We also like to echo support to the following demands of the people
who are currently protesting even under heavy rains inside Burma:
1) For the government of Burma to address the basic needs of the
people; 2.) Release of all political prisoners including Daw Aung
San Suu Kyi and *3.) *For the genuine national reconciliation to
take place in Burma.

For the UN and the ASEAN, we believe that the time is ripe to
directly engage the Burmese military regime and convince the ruling
junta to initiate substantial and genuine reforms starting from
genuine tri-partite dialogue where all parties will be included.
This is the best time that ASEAN can prove that it is sincere in
building a truly caring and sharing ASEAN community. The UN on the
other hand, especially Secretary General Ban Ki-moon, should
personally work on bringing back the issue of Burma in the formal
agenda of the UN Security Council.

The junta already announced that it will take action against the
protesters.
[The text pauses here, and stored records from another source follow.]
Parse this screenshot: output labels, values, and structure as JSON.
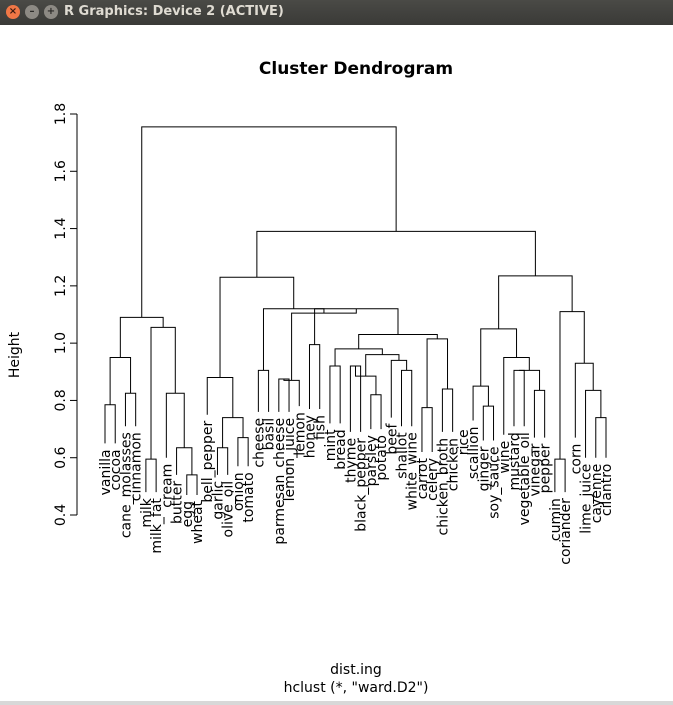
{
  "window": {
    "title": "R Graphics: Device 2 (ACTIVE)",
    "buttons": {
      "close": "×",
      "minimize": "–",
      "maximize": "+"
    }
  },
  "chart_data": {
    "type": "dendrogram",
    "title": "Cluster Dendrogram",
    "xlabel": "dist.ing",
    "sublabel": "hclust (*, \"ward.D2\")",
    "ylabel": "Height",
    "ylim": [
      0.4,
      1.8
    ],
    "yticks": [
      0.4,
      0.6,
      0.8,
      1.0,
      1.2,
      1.4,
      1.6,
      1.8
    ],
    "ytick_labels": [
      "0.4",
      "0.6",
      "0.8",
      "1.0",
      "1.2",
      "1.4",
      "1.6",
      "1.8"
    ],
    "leaves": [
      {
        "label": "vanilla",
        "height": 0.65
      },
      {
        "label": "cocoa",
        "height": 0.65
      },
      {
        "label": "cane_molasses",
        "height": 0.71
      },
      {
        "label": "cinnamon",
        "height": 0.71
      },
      {
        "label": "milk",
        "height": 0.48
      },
      {
        "label": "milk_fat",
        "height": 0.48
      },
      {
        "label": "cream",
        "height": 0.6
      },
      {
        "label": "butter",
        "height": 0.54
      },
      {
        "label": "egg",
        "height": 0.47
      },
      {
        "label": "wheat",
        "height": 0.47
      },
      {
        "label": "bell_pepper",
        "height": 0.75
      },
      {
        "label": "garlic",
        "height": 0.54
      },
      {
        "label": "olive_oil",
        "height": 0.54
      },
      {
        "label": "onion",
        "height": 0.57
      },
      {
        "label": "tomato",
        "height": 0.57
      },
      {
        "label": "cheese",
        "height": 0.76
      },
      {
        "label": "basil",
        "height": 0.76
      },
      {
        "label": "parmesan_cheese",
        "height": 0.76
      },
      {
        "label": "lemon_juice",
        "height": 0.76
      },
      {
        "label": "lemon",
        "height": 0.78
      },
      {
        "label": "honey",
        "height": 0.77
      },
      {
        "label": "fish",
        "height": 0.77
      },
      {
        "label": "mint",
        "height": 0.72
      },
      {
        "label": "bread",
        "height": 0.72
      },
      {
        "label": "thyme",
        "height": 0.69
      },
      {
        "label": "black_pepper",
        "height": 0.69
      },
      {
        "label": "parsley",
        "height": 0.7
      },
      {
        "label": "potato",
        "height": 0.7
      },
      {
        "label": "beef",
        "height": 0.74
      },
      {
        "label": "shallot",
        "height": 0.71
      },
      {
        "label": "white_wine",
        "height": 0.71
      },
      {
        "label": "carrot",
        "height": 0.62
      },
      {
        "label": "celery",
        "height": 0.62
      },
      {
        "label": "chicken_broth",
        "height": 0.69
      },
      {
        "label": "chicken",
        "height": 0.69
      },
      {
        "label": "rice",
        "height": 0.72
      },
      {
        "label": "scallion",
        "height": 0.73
      },
      {
        "label": "ginger",
        "height": 0.66
      },
      {
        "label": "soy_sauce",
        "height": 0.66
      },
      {
        "label": "wine",
        "height": 0.68
      },
      {
        "label": "mustard",
        "height": 0.71
      },
      {
        "label": "vegetable_oil",
        "height": 0.71
      },
      {
        "label": "vinegar",
        "height": 0.67
      },
      {
        "label": "pepper",
        "height": 0.67
      },
      {
        "label": "cumin",
        "height": 0.48
      },
      {
        "label": "coriander",
        "height": 0.48
      },
      {
        "label": "corn",
        "height": 0.67
      },
      {
        "label": "lime_juice",
        "height": 0.6
      },
      {
        "label": "cayenne",
        "height": 0.6
      },
      {
        "label": "cilantro",
        "height": 0.6
      }
    ],
    "merges": [
      [
        -1,
        -2,
        0.785
      ],
      [
        -3,
        -4,
        0.825
      ],
      [
        -5,
        -6,
        0.595
      ],
      [
        -9,
        -10,
        0.54
      ],
      [
        -8,
        4,
        0.635
      ],
      [
        -7,
        5,
        0.825
      ],
      [
        3,
        6,
        1.055
      ],
      [
        1,
        2,
        0.95
      ],
      [
        8,
        7,
        1.09
      ],
      [
        -12,
        -13,
        0.635
      ],
      [
        -14,
        -15,
        0.67
      ],
      [
        10,
        11,
        0.74
      ],
      [
        -11,
        12,
        0.88
      ],
      [
        -16,
        -17,
        0.905
      ],
      [
        -18,
        -19,
        0.875
      ],
      [
        -20,
        15,
        0.87
      ],
      [
        -21,
        -22,
        0.995
      ],
      [
        -23,
        -24,
        0.92
      ],
      [
        -25,
        -26,
        0.92
      ],
      [
        -27,
        -28,
        0.82
      ],
      [
        19,
        20,
        0.885
      ],
      [
        -30,
        -31,
        0.905
      ],
      [
        -29,
        22,
        0.94
      ],
      [
        21,
        23,
        0.96
      ],
      [
        24,
        18,
        0.98
      ],
      [
        -32,
        -33,
        0.775
      ],
      [
        -34,
        -35,
        0.84
      ],
      [
        26,
        27,
        1.015
      ],
      [
        25,
        28,
        1.03
      ],
      [
        17,
        29,
        1.12
      ],
      [
        16,
        30,
        1.105
      ],
      [
        14,
        31,
        1.12
      ],
      [
        13,
        32,
        1.23
      ],
      [
        -38,
        -39,
        0.78
      ],
      [
        -37,
        34,
        0.85
      ],
      [
        -41,
        -42,
        0.905
      ],
      [
        -43,
        -44,
        0.835
      ],
      [
        36,
        37,
        0.905
      ],
      [
        -40,
        38,
        0.95
      ],
      [
        35,
        39,
        1.05
      ],
      [
        -45,
        -46,
        0.595
      ],
      [
        -49,
        -50,
        0.74
      ],
      [
        -48,
        42,
        0.835
      ],
      [
        -47,
        43,
        0.93
      ],
      [
        41,
        44,
        1.11
      ],
      [
        40,
        45,
        1.235
      ],
      [
        33,
        46,
        1.39
      ],
      [
        9,
        47,
        1.755
      ]
    ]
  }
}
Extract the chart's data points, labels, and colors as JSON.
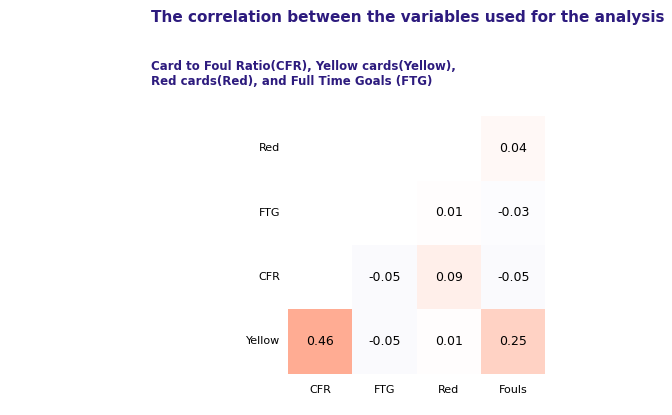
{
  "title": "The correlation between the variables used for the analysis",
  "subtitle": "Card to Foul Ratio(CFR), Yellow cards(Yellow),\nRed cards(Red), and Full Time Goals (FTG)",
  "row_labels": [
    "Red",
    "FTG",
    "CFR",
    "Yellow"
  ],
  "col_labels": [
    "CFR",
    "FTG",
    "Red",
    "Fouls"
  ],
  "values": [
    [
      null,
      null,
      null,
      0.04
    ],
    [
      null,
      null,
      0.01,
      -0.03
    ],
    [
      null,
      -0.05,
      0.09,
      -0.05
    ],
    [
      0.46,
      -0.05,
      0.01,
      0.25
    ]
  ],
  "title_color": "#2d1b7e",
  "subtitle_color": "#2d1b7e",
  "title_fontsize": 11,
  "subtitle_fontsize": 8.5,
  "label_fontsize": 8,
  "value_fontsize": 9,
  "background_color": "#ffffff",
  "vmin": -0.5,
  "vmax": 0.5
}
It is also alarming that people from the media are being
prevented from covering the recent events. World leaders should now
take immediate action to warn the Burmese regime from carrying out
this plan of violent crackdowns on the peaceful protesters.

The people of Burma are tired not just of their daily economic
struggles but more so, of the way the ruling military regime govern
their country. There is no rule of law in Burma. What prevails
instead is the law of the rulers who are unelected and unwanted by
the people.

We challenge the regime to sit down in a dialogue and listen to the
legitimate demands of the people of Burma. We strongly urge the
military regime not to employ brute force in dealing with protesters.

The international community can no longer afford to see another
massacre in Burma. The international community are watching and all
democracy-loving states and peace advocates are closely monitoring
the next move of the military regime. We urge the SPDC to choose
dialogue as a resolution to resolve the crisis in Burma. Failure to
do this will leave people of Burma and their supporters around the
world no other option but to call for a REGIME CHANGE.